An election campaign largely focused on immigration helped take down the Danish left, leaving Denmark's leading anti-immigration party as a big winner. A block of right-wing parties is now expected to form a new government. The campaign should serve as a warning to parties in other European countries where anti-immigration movements are thriving.
"Never let your opponent pick the battleground on which to fight. If he picks a battleground, let him fight there by himself." So spoke Franklin D. Roosevelt, four-time U.S. president and political animal extraordinaire. This wise lesson went unheeded over the three weeks of the hard-fought Danish election campaign. The staunchly anti-immigration Danske Folkeparti (Danish People's Party, or DPP) has for years been a kingmaker in Danish politics. The DPP routinely came in as the third or fourth party on the right and supported right-wing coalitions while never joining the government itself.
Left-wing parties usually succeeded in making the economy, education, or the environment the centerpiece of election campaigns. However, this time the Social Democrats - the biggest party on the left, headed by now-former Prime Minister Helle Thorning-Schmidt - decided to help push immigration into the spotlight. This was a gift to the DPP.

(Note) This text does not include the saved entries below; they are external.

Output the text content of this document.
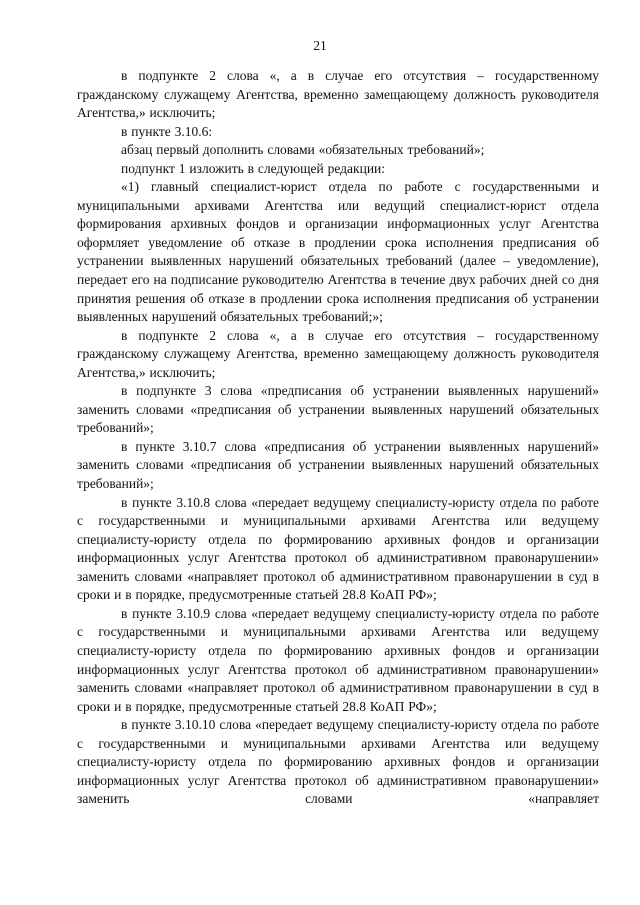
21

в подпункте 2 слова «, а в случае его отсутствия – государственному гражданскому служащему Агентства, временно замещающему должность руководителя Агентства,» исключить;

в пункте 3.10.6:

абзац первый дополнить словами «обязательных требований»;

подпункт 1 изложить в следующей редакции:

«1) главный специалист-юрист отдела по работе с государственными и муниципальными архивами Агентства или ведущий специалист-юрист отдела формирования архивных фондов и организации информационных услуг Агентства оформляет уведомление об отказе в продлении срока исполнения предписания об устранении выявленных нарушений обязательных требований (далее – уведомление), передает его на подписание руководителю Агентства в течение двух рабочих дней со дня принятия решения об отказе в продлении срока исполнения предписания об устранении выявленных нарушений обязательных требований;»;

в подпункте 2 слова «, а в случае его отсутствия – государственному гражданскому служащему Агентства, временно замещающему должность руководителя Агентства,» исключить;

в подпункте 3 слова «предписания об устранении выявленных нарушений» заменить словами «предписания об устранении выявленных нарушений обязательных требований»;

в пункте 3.10.7 слова «предписания об устранении выявленных нарушений» заменить словами «предписания об устранении выявленных нарушений обязательных требований»;

в пункте 3.10.8 слова «передает ведущему специалисту-юристу отдела по работе с государственными и муниципальными архивами Агентства или ведущему специалисту-юристу отдела по формированию архивных фондов и организации информационных услуг Агентства протокол об административном правонарушении» заменить словами «направляет протокол об административном правонарушении в суд в сроки и в порядке, предусмотренные статьей 28.8 КоАП РФ»;

в пункте 3.10.9 слова «передает ведущему специалисту-юристу отдела по работе с государственными и муниципальными архивами Агентства или ведущему специалисту-юристу отдела по формированию архивных фондов и организации информационных услуг Агентства протокол об административном правонарушении» заменить словами «направляет протокол об административном правонарушении в суд в сроки и в порядке, предусмотренные статьей 28.8 КоАП РФ»;

в пункте 3.10.10 слова «передает ведущему специалисту-юристу отдела по работе с государственными и муниципальными архивами Агентства или ведущему специалисту-юристу отдела по формированию архивных фондов и организации информационных услуг Агентства протокол об административном правонарушении» заменить словами «направляет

Thus Thorning-Schmidt committed the cardinal error; she fought on the battleground picked by the Danish People's Party. Other parties joined in, with the expected results: Nearly all parties on the Danish right lost seats to the DPP, allowing it to score a record win. The DPP secured the second-largest allotment of seats in the Folketing, the Danish parliament.
The election campaign followed a classic path. Whenever moderate right-wing parties proffered new, stricter anti-immigration measures to lure voters away from the DPP, the party simply moved to the right, thus leaving its competitors looking soft on immigration. The DPP not only picked off voters from its direct competitors on the right - its more extreme positions also enthused normally apathetic voters, who turned out and voted DPP.
The election campaign should serve as a warning to moderate parties throughout Europe who are faced with the rise of anti-immigration movements. Only rarely do moderate parties succeed in wrestling the immigration issue away from more extremist competitors without turning extremist themselves. In the Netherlands - a country highly comparable to Denmark in its political makeup - the right-wing Liberal Party (VVD), does constant battle with Geert Wilders' Freedom Party (PVV) over immigration. Thus far the VVD has succeeded in keeping the PVV at bay by making elections revolve around issues like the economy, crime, and security. In other words, the VVD has so far been able to pick the battleground, forcing the PVV to fight there and lose.
In many other Western European nations (France, Belgium, the United Kingdom, Austria, Italy, Sweden, Norway, and most recently Germany), moderate parties are increasingly faced with popular anti-immigration parties.
The challenge to the moderate parties is to mitigate immigration through smart policies, and continue to choose the battleground on which the election is fought, regardless of what the focus groups advise. That is the lesson of the Danish election campaign for the rest of Europe.